Review: David C. Montefiori (2009) Measuring HIV Neutralization in a Luciferase...

Introduction

In this chapter of HIV Protocols, the author describes the main endpoint neutralization assay used by NIH-sponsored HIV vaccine trials. The assay is a luciferase (Luc) reporter gene assay that measures HIV neutralization as a function of Tat-regulated Luc reporter gene expression reduction after a single round of HIV infection in TZM-b1 cells^{(1) (2)} . TZM-b1 cells (also called JC53BL-13 cells) are a CXCR4-positive HeLa cell line that expresses the cellular receptor, CD4, and the coreceptor molecule, CCR5⁽³⁾ . The cell line also contains integrated reporter genes for luciferase and E. coli beta-galactosidase, both under the control of an HIV long-terminal repeat sequence (tat gene)⁽⁴⁾ . The cells are susceptible to infection by a variety of HIV, SIV and SHIV strains, including primary HIV isolates and molecularly cloned Env-pseudotype viruses. The assay is a neutralization assay for single-cycle infection with either uncloned viruses grown in human lymphocytes or molecularly cloned Env-pseudotyped viruses produced by transfection in 293T/17 cells.  

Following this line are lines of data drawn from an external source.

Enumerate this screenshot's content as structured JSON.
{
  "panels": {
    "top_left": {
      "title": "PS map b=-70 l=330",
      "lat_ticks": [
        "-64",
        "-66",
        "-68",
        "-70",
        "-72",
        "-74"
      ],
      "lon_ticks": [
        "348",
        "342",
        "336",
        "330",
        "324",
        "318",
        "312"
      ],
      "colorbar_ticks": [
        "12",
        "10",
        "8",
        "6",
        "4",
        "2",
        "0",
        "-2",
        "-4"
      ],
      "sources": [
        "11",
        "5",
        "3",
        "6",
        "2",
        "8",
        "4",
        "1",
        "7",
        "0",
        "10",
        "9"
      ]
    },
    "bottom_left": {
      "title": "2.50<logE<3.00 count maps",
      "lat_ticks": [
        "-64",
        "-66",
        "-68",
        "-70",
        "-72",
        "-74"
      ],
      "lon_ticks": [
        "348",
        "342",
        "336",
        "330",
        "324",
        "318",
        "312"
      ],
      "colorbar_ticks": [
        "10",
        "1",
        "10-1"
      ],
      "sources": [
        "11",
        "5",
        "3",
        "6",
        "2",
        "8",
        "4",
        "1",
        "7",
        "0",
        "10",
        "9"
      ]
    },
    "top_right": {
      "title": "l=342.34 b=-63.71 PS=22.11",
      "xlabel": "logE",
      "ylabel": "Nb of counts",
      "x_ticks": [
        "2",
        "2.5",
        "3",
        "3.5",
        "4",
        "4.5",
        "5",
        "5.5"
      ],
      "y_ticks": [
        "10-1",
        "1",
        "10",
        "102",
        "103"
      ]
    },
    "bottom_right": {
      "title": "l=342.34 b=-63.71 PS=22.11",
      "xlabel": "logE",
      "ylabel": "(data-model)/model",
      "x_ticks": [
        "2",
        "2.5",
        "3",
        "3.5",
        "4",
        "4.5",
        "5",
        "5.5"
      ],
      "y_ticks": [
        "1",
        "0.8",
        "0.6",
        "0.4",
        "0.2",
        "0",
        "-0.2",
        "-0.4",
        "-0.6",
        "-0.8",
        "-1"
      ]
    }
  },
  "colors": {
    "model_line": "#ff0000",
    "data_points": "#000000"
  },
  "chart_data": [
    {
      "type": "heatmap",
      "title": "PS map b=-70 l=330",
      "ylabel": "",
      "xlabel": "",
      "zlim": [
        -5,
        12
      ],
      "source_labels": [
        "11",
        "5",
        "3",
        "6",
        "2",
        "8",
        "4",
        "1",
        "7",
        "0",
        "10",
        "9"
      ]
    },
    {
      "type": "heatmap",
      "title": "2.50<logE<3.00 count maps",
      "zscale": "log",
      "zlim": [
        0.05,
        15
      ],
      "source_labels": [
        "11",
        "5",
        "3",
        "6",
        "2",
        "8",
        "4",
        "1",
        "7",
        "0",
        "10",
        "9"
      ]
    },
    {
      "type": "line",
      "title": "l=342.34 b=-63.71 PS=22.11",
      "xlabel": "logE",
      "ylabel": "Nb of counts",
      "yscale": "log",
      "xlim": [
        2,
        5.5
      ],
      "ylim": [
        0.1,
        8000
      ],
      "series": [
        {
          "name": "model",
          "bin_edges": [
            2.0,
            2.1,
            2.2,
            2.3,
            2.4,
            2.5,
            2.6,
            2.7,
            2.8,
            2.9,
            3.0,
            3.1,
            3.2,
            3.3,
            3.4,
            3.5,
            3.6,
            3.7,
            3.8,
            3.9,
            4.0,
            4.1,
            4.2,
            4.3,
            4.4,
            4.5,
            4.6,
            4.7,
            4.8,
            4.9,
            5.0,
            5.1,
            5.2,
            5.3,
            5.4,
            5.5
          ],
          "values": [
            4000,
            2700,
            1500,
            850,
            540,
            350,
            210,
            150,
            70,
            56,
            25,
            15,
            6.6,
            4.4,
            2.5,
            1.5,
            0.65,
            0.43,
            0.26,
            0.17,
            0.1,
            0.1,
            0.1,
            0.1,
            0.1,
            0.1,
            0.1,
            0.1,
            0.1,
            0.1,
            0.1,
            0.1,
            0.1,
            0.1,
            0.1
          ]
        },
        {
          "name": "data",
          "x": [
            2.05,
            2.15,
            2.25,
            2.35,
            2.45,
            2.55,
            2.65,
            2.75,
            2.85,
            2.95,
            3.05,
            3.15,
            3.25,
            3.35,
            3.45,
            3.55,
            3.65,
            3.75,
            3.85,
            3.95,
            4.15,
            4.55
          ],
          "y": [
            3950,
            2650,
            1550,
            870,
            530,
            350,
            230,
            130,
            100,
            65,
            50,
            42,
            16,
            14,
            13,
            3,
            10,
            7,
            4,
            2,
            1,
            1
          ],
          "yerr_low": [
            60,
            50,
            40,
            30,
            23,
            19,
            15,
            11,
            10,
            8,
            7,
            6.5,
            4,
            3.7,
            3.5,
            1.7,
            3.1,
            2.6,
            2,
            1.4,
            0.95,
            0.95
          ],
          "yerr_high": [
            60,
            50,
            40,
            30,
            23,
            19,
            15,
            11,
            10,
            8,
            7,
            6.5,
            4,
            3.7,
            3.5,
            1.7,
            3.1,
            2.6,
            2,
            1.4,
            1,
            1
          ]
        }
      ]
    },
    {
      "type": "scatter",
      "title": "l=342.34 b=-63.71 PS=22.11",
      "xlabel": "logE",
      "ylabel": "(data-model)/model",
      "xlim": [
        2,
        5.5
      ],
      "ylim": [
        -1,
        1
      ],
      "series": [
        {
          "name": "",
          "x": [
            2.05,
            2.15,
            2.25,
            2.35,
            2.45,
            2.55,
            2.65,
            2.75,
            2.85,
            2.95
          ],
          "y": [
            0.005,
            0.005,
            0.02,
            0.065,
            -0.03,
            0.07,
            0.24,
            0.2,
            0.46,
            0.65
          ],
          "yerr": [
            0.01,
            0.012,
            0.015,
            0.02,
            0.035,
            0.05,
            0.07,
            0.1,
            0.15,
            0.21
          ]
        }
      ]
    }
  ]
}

"The Luciferase activity, quantified as relative luminescence units (RLU), is directly proportional to the number of infectious viral particles present in the initial sample."

Pseudovirus Production

A detailed description of Env-pseudotype virus production is given in the chapter. Briefly, assay stocks of Env-pseudotyped viruses are produced by cotransfecting 293T/17 cells with an Env expression plasmid and a second plasmid that expresses the entire HIV-1 genome except for Env. Only the env-minus plasmid is transcribed into viral genomic RNA that is packaged by the pseudovirions for delivery of the tat gene to TZM-b1 cells. This cotransfection approach generates pseudovirus particles that are infectious but can not produce infectious progeny, limiting infection to a single cycle.

Luciferase Assay

Soon after infection with uncloned viruses or cloned Env-pseudotyped viruses, reporter gene expression is induced by the viral Tat protein. The luciferase activity, quantified as relative luminescence units (RLU), is directly proportional to the number of infectious viral particles present in the initial sample. The assay is sensitive over a wide range of values and can be performed in 96-well plates for higher-throughput assays.

The chapter diagrams a plate layout for measuring the titer of Nabs in five samples in duplicate at eight dilutions on a single 96-well plate. A second layout is provided for screening preimmune and postimmune samples from 20 study subjects on a single plate. Typical positive samples show neutralization curves that are linear in the range of 20–85% reductions in RLU. For best results, the Nab titer is defined as the 50% inhibitory dose (ID50), which is in the middle of the linear portion of the neutralization curve. Finally, automated reduction is possible using the plate layouts provided in the chapter and publicly available Excel macros.